4.2.0 6.6.2 did not have above installation problem. Still get a power off starting sys-usb if the last USB device is mapped. Not getting the power off/reset if a storage device is plugged into another controller when sys-usb is started, however sys-usb does go into a loop: device available, device removed notifications every second that is cleared by removing the storage device. Note sys_net and sys_firewall are autostarted even if qubes.skip_autostart is passed to the kernel.

[krystian-hebel]

I can see the same on Supermicro M11SDV-4C-LN4F, here's log from serial from attempted boot that resulted in hard restart: xen.log

No panic, nothing unexpected in the last lines. I'm not sure why first lines (5th and 6th) look as they do. I had issue with another Supermicro board (X11-something) where the output was heavily modified by BMC (lines printed out of order with heavy jumping with ANSI escape codes, \n without \r or \n after each character depending on BIOS settings etc.), but here everything seems to work reliably, except those two lines.

I can start the OS with qubes.skip_autostart and sys-usb starts only with USB controller disabled. Unfortunately, this platform has just one controller and most likely I'll need it at some point.

[mahakal]

The same issue applies to Legion 5 Pro: The USB controller has its own IOMMU group without any other device. You can check the IOMMU grouping in the Legion 5 Pro HCL.

[Eric678]

Just confirm quick test of 4.2.3 latest kernel installation - problem still present.
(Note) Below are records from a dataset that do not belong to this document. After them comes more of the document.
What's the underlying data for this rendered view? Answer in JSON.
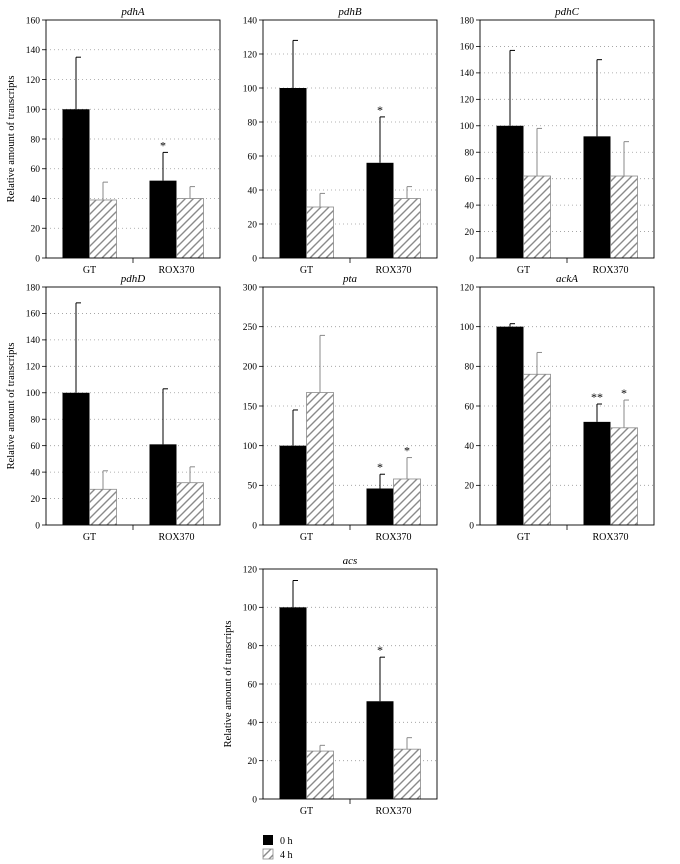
{
  "figure": {
    "legend": [
      {
        "label": "0 h",
        "style": "solid",
        "color": "#000000"
      },
      {
        "label": "4 h",
        "style": "hatched",
        "color": "#8a8a8a"
      }
    ]
  },
  "chart_data": [
    {
      "type": "bar",
      "title": "pdhA",
      "ylabel": "Relative amount of transcripts",
      "categories": [
        "GT",
        "ROX370"
      ],
      "ylim": [
        0,
        160
      ],
      "yticks": [
        0,
        20,
        40,
        60,
        80,
        100,
        120,
        140,
        160
      ],
      "grid": "horizontal-dotted",
      "series": [
        {
          "legend_index": 0,
          "values": [
            100,
            52
          ],
          "errors": [
            35,
            19
          ],
          "annotations": [
            "",
            "*"
          ]
        },
        {
          "legend_index": 1,
          "values": [
            39,
            40
          ],
          "errors": [
            12,
            8
          ],
          "annotations": [
            "",
            ""
          ]
        }
      ]
    },
    {
      "type": "bar",
      "title": "pdhB",
      "ylabel": "",
      "categories": [
        "GT",
        "ROX370"
      ],
      "ylim": [
        0,
        140
      ],
      "yticks": [
        0,
        20,
        40,
        60,
        80,
        100,
        120,
        140
      ],
      "grid": "horizontal-dotted",
      "series": [
        {
          "legend_index": 0,
          "values": [
            100,
            56
          ],
          "errors": [
            28,
            27
          ],
          "annotations": [
            "",
            "*"
          ]
        },
        {
          "legend_index": 1,
          "values": [
            30,
            35
          ],
          "errors": [
            8,
            7
          ],
          "annotations": [
            "",
            ""
          ]
        }
      ]
    },
    {
      "type": "bar",
      "title": "pdhC",
      "ylabel": "",
      "categories": [
        "GT",
        "ROX370"
      ],
      "ylim": [
        0,
        180
      ],
      "yticks": [
        0,
        20,
        40,
        60,
        80,
        100,
        120,
        140,
        160,
        180
      ],
      "grid": "horizontal-dotted",
      "series": [
        {
          "legend_index": 0,
          "values": [
            100,
            92
          ],
          "errors": [
            57,
            58
          ],
          "annotations": [
            "",
            ""
          ]
        },
        {
          "legend_index": 1,
          "values": [
            62,
            62
          ],
          "errors": [
            36,
            26
          ],
          "annotations": [
            "",
            ""
          ]
        }
      ]
    },
    {
      "type": "bar",
      "title": "pdhD",
      "ylabel": "Relative amount of transcripts",
      "categories": [
        "GT",
        "ROX370"
      ],
      "ylim": [
        0,
        180
      ],
      "yticks": [
        0,
        20,
        40,
        60,
        80,
        100,
        120,
        140,
        160,
        180
      ],
      "grid": "horizontal-dotted",
      "series": [
        {
          "legend_index": 0,
          "values": [
            100,
            61
          ],
          "errors": [
            68,
            42
          ],
          "annotations": [
            "",
            ""
          ]
        },
        {
          "legend_index": 1,
          "values": [
            27,
            32
          ],
          "errors": [
            14,
            12
          ],
          "annotations": [
            "",
            ""
          ]
        }
      ]
    },
    {
      "type": "bar",
      "title": "pta",
      "ylabel": "",
      "categories": [
        "GT",
        "ROX370"
      ],
      "ylim": [
        0,
        300
      ],
      "yticks": [
        0,
        50,
        100,
        150,
        200,
        250,
        300
      ],
      "grid": "horizontal-dotted",
      "series": [
        {
          "legend_index": 0,
          "values": [
            100,
            46
          ],
          "errors": [
            45,
            18
          ],
          "annotations": [
            "",
            "*"
          ]
        },
        {
          "legend_index": 1,
          "values": [
            167,
            58
          ],
          "errors": [
            72,
            27
          ],
          "annotations": [
            "",
            "*"
          ]
        }
      ]
    },
    {
      "type": "bar",
      "title": "ackA",
      "ylabel": "",
      "categories": [
        "GT",
        "ROX370"
      ],
      "ylim": [
        0,
        120
      ],
      "yticks": [
        0,
        20,
        40,
        60,
        80,
        100,
        120
      ],
      "grid": "horizontal-dotted",
      "series": [
        {
          "legend_index": 0,
          "values": [
            100,
            52
          ],
          "errors": [
            1.5,
            9
          ],
          "annotations": [
            "",
            "**"
          ]
        },
        {
          "legend_index": 1,
          "values": [
            76,
            49
          ],
          "errors": [
            11,
            14
          ],
          "annotations": [
            "",
            "*"
          ]
        }
      ]
    },
    {
      "type": "bar",
      "title": "acs",
      "ylabel": "Relative amount of transcripts",
      "categories": [
        "GT",
        "ROX370"
      ],
      "ylim": [
        0,
        120
      ],
      "yticks": [
        0,
        20,
        40,
        60,
        80,
        100,
        120
      ],
      "grid": "horizontal-dotted",
      "series": [
        {
          "legend_index": 0,
          "values": [
            100,
            51
          ],
          "errors": [
            14,
            23
          ],
          "annotations": [
            "",
            "*"
          ]
        },
        {
          "legend_index": 1,
          "values": [
            25,
            26
          ],
          "errors": [
            3,
            6
          ],
          "annotations": [
            "",
            ""
          ]
        }
      ]
    }
  ]
}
Passing qubes.skip_autostart allows P2 instal to complete (4.2.2 hung on the console after Anaconda). sys-net & firewall still start when they should not. After up and running, moving the last USB controller back into sys-usb caused a device not found error: two of the other controllers somehow changed their device numbers while sys-usb was restarted. Moving the updated devices in then caused the hardware reset on starting sys-usb.

[DemiMarie]

There are multiple problems here:

• Qubes OS needs to know that passing certain USB controllers into a guest won’t work.
• Device assignment MUST be done using something (such as PCI location path) that is persistant across reboots, NOT bus/slot/function.

[inao-cz]

Can confirm this issue is present on latest QubesOS release 4.2.3 with latest kernel on this system: MSI Tomahawk X670E WIFI AMD Ryzen 9 7950X

disabling autostart was required for a successful installation, otherwise system would hang during sys-usb start

[renehoj]

I could install on the MSI Tomahawk X670E with BT+WiFi disabled in the firmware, without having to disable autostart.